Luc Perino est médecin, écrivain, propriétaire du blog Le Monde "pour raisons de santé", et du blog https://www.lucperino.com/ et il vient de publier un essai "Les non-maladies : la médecine au défi" aux éditions du Seuil.

Situations de rencontres patient-médecin

A notre époque où on traite de plus en plus des personnes saines et ne se plaignant de rien, où on fait croire au public que même un bien-portant a besoin de soins et où la médecine fait la collusion entre diagnostic et maladie, L'auteur propose 4 situations bien distinctes de rencontres patient-médecin, qu'il détaille dans l'ouvrage.

  • La première catégorie de rencontre est la situation parfaite, où il y a adéquation entre les plaintes du malade et la labellisation médicale. Les symptômes vont bien correspondre à une maladie étiquetée et déboucher sur un traitement.
  • La deuxième catégorie, les MNO ou maladies non objectivables, est un trouble vécu par le malade mais pour lequel la médecine ne parvient pas à élaborer de diagnostic. La médecine tente néanmoins de regrouper ces symptômes et de labelliser certains syndromes, comme la fibromyalgie, le trouble du déficit de l'attention, phobie sociale, syndrome de l'intestin irritable, syndrome prémenstruel, troubles musculo-squelettiques etc....
    Selon l'auteur : "Lorsque les symptômes sont assez prévalents dans la population et similaires d'un patient à l'autre, le commerce médical créé un nouvel objet-maladie en rupture totale avec le précepte anatomo-clinique."
    "D'autres maladies non objectivables ont été secondairement acceptées par la médecine académique et intégrées dans les classifications officielles des objets-maladie sous la seule pression du marché, après la découverte d'un médicament. Le cas emblématique est celui de la DMLA (dégénérescence maculaire liée à l'âge)."
  • Les objets non-maladie, composant la troisième ligne, sont définis par l'auteur dans un interview accordé à La Nutrition :
    "C’est le cas, par exemple, où vous allez très bien. Vous n’avez ni plainte, ni souffrance, mais un beau matin, vous recevez une invitation pour un dépistage pour tel ou tel cancer. Vous n’y pensiez pas avant. Vous allez donc vous soumettre au dépistage, pensant qu’il est bon pour vous. Peut-être qu’on va vous trouver quelque chose, comme une minuscule image suspecte dans le sein. Cette maladie qui vous est « proposée » par la médecine elle-même, voilà ce que j’appelle les « non-maladies ». Cet objet ne vous concerne pas, mais la médecine vous propose un diagnostic. Cette intrusion peut être considérée comme abusive, et elle l’est assez souvent."
    Car ces objets non-maladie, comme l'hypercholestérolémie, le syndrome métabolique, et les surdiagnostics des dépistages systématiques ont un réel impact dans la vie d'une personne.
  • Enfin, dans la quatrième catégorie se trouvent les 'hors-sujets sanitaires'. Il s'agit par exemple du vieillissement, la calvitie, la demande de beauté, enfin ces rencontres patient-médecin qui ne relèvent pas du registre de la santé à proprement parler, qui ne sont, selon l'auteur, " des extensions de la pratique médicale, consistant non plus à réparer le corps mais à tenter de l'améliorer".
    "L'exigence démesurée des consommateurs, les contraintes juridiques et administratives, le niveau de compétition, la tyrannie du paraître et tant d'autres facteurs sociétaux conduisent les citoyens dans les cabinets médicaux."

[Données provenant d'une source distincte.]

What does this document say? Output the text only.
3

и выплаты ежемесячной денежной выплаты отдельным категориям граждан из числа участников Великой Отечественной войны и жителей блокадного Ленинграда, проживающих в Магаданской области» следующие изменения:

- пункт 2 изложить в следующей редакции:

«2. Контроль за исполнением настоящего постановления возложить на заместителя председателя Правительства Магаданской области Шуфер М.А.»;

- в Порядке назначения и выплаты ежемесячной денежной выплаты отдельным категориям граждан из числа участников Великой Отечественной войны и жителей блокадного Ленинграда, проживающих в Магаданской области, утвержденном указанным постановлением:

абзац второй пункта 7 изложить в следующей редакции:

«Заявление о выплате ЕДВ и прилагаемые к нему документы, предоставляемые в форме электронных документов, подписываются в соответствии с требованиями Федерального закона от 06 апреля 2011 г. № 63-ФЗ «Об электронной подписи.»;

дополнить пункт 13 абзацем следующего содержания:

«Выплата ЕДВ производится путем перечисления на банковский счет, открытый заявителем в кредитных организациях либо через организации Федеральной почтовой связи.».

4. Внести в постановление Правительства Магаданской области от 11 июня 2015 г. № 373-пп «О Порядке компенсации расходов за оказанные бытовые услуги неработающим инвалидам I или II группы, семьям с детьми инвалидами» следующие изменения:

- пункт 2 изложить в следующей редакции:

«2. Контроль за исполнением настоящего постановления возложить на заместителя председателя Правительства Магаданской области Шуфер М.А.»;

La fabrication des ONM, objets non-maladies

Ce chapitre nous a intéressés en premier lieu, les découvertes de lésions par les dépistages avec leur lot de surdiagnostics s'insérant dans cette catégorie.

L'obsession diagnostique est déplacée en amont de la maladie et l'idée générale pour l'instauration des dépistages est, dit l'auteur, "de ralentir ou de stopper l'évolution du processus physio-pathologique avant l'apparition des symptômes, donc avant que la maladie ne devienne clinique".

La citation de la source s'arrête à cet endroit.